Join the Conversation

5 Comments

  1. I’ve been interested in going on the tour, but the for $85 tour ticket price, it is unaffordable for me. Any thoughts from Demetrios about a free-for-Richmond-residents day, say once a quarter or, another way to make the tour accessible to more folks? I see that now they’re already waitlisted out for July, and August. Perhaps there’ll be enough ticket revenue to hire another tour guide, or offer more dates at a lower cost.

    1. Unfortunately, the $85 ticket fee is not for an annual membership. It’s a PER VISIT admission fee, for tours which, when publicized in February, were possibly 90 minutes in duration. It’s realistically beyond the budgets of most of the potentially-interested local population. I wholeheartedly support the idea of a few periodic “free admission” days as suggested earlier. However, the logistics of same would be impossible; the valuable museum items need to be maintained in a controlled secure environment.

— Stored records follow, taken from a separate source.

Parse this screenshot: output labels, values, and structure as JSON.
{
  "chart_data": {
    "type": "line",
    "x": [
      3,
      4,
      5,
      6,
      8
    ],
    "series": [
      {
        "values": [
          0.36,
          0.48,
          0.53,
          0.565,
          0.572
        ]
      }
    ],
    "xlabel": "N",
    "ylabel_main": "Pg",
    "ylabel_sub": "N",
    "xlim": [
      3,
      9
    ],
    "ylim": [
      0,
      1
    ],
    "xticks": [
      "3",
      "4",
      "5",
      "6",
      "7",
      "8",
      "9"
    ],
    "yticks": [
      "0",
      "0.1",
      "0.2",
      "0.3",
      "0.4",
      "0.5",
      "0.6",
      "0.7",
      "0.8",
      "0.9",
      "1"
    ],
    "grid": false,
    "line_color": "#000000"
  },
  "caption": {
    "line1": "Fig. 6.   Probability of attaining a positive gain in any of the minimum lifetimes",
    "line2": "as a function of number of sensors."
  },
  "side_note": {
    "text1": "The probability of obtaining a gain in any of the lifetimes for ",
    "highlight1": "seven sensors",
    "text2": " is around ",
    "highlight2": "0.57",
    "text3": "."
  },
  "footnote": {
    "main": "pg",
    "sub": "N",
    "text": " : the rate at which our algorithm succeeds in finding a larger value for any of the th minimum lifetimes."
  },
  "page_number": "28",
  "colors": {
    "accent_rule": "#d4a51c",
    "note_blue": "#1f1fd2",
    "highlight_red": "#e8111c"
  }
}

  2. I would love to see the collection but as the person before me said – $85 per person is too much for my purse. If the museum wants to make the collection open to the public then this is not the way. I live in Richmond but it is unlikely I’ll ever go. Luckily I live with some Eames pieces in my home

  3. Ridiculous “story” for Richmond! Maybe you should publish it in the Piedmonter instead.

    Tickets are $85; $75 for seniors (65+) and $45 for students. Not even the MOMA or deYoung are that expensive!